Levantamento feito pela Folha nos casos que chegaram ao
Superior Tribunal Militar mostra que ao menos 21 homens
militares foram processados
por fazerem sexo homossexual
em dependências das Forças
Armadas nos últimos dez anos.
O número pode ser maior,
porque não foram considerados os casos que passaram apenas por instâncias inferiores da
Justiça Militar.
O crime de "pederastia" ou
"outro ato de libidinagem" em
dependências militares consta
do artigo 235 do Código Penal
Militar, de 1969. Ele caracteriza
o crime como "praticar, ou permitir o militar que com ele [militar] se pratique, ato libidinoso, homossexual ou não, em lugar sujeito a administração militar". A pena prevista é de seis
meses a um ano de detenção.
A maior parte dos processos
vistos pela reportagem cita
apenas a palavra "pederastia"
do artigo da lei, sem falar em
"ato de libidinagem".
Em alguns deles, há descrições detalhadas dos atos sexuais praticados em alojamentos, piscinas de dependências
militares e quartéis. "No areal,
o capitão segurou no meu braço, começou a me alisar na altura do ombro, ao mesmo tempo
que dizia que estava a fim de
mim", diz um relato.
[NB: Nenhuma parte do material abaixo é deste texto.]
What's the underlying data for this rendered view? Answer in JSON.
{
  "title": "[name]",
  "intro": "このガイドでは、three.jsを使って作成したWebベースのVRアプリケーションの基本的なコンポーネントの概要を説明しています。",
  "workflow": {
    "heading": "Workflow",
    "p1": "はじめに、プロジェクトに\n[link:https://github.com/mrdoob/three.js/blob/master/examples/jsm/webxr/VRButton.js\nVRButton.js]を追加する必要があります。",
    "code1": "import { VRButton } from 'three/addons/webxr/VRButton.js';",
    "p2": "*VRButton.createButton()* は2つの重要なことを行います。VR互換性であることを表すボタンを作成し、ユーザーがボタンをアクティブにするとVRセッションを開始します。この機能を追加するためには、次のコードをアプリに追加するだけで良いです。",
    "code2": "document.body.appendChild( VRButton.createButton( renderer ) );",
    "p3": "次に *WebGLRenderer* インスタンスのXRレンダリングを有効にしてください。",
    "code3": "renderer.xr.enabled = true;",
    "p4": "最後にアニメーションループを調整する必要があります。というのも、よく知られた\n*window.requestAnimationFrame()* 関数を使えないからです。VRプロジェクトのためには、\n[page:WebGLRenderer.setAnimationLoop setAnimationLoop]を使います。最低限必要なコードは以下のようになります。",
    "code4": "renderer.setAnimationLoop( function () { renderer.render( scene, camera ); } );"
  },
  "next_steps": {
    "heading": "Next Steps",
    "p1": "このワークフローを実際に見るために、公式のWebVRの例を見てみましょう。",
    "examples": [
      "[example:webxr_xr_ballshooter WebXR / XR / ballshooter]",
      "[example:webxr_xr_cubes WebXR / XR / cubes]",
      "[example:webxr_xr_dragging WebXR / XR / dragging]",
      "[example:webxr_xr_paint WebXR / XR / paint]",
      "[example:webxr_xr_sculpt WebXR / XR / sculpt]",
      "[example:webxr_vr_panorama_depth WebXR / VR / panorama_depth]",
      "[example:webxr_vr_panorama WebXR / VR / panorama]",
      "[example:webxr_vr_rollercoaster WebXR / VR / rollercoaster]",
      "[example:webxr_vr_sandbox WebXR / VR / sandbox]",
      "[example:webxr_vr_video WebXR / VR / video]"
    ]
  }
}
As sentenças às vezes também citam que
alguns militares de baixa patente se sentiram coagidos a se
relacionarem com seus superiores por causa da hierarquia.
Uma decisão sobre o caso da
Amazônia cita que "os soldados
nunca agiram de livre vontade,
eram sempre persuadidos e
atuavam com temor reverencial, sem a necessária maturidade e determinação para repelir o seu superior".
Em um caso julgado em 1998,
no Rio de Janeiro, o STM contrariou uma decisão de instância inferior, em que a juíza dizia
que as práticas sexuais entre os
militares citados "se situam em
um campo reservado às convicções íntimas e à consciência individual", ainda que elas "possam se desviar de uma concepção moral dominante quanto à
sexualidade".
A decisão do STM sobre esse
caso cita a exposição de motivos do Código Penal Militar a
respeito do artigo que pune pederastia ou outro ato de libidinagem. "É a maneira de tornar
mais severa a repressão contra
o mal, onde os regulamentos
disciplinares se revelaram insuficientes", diz um trecho.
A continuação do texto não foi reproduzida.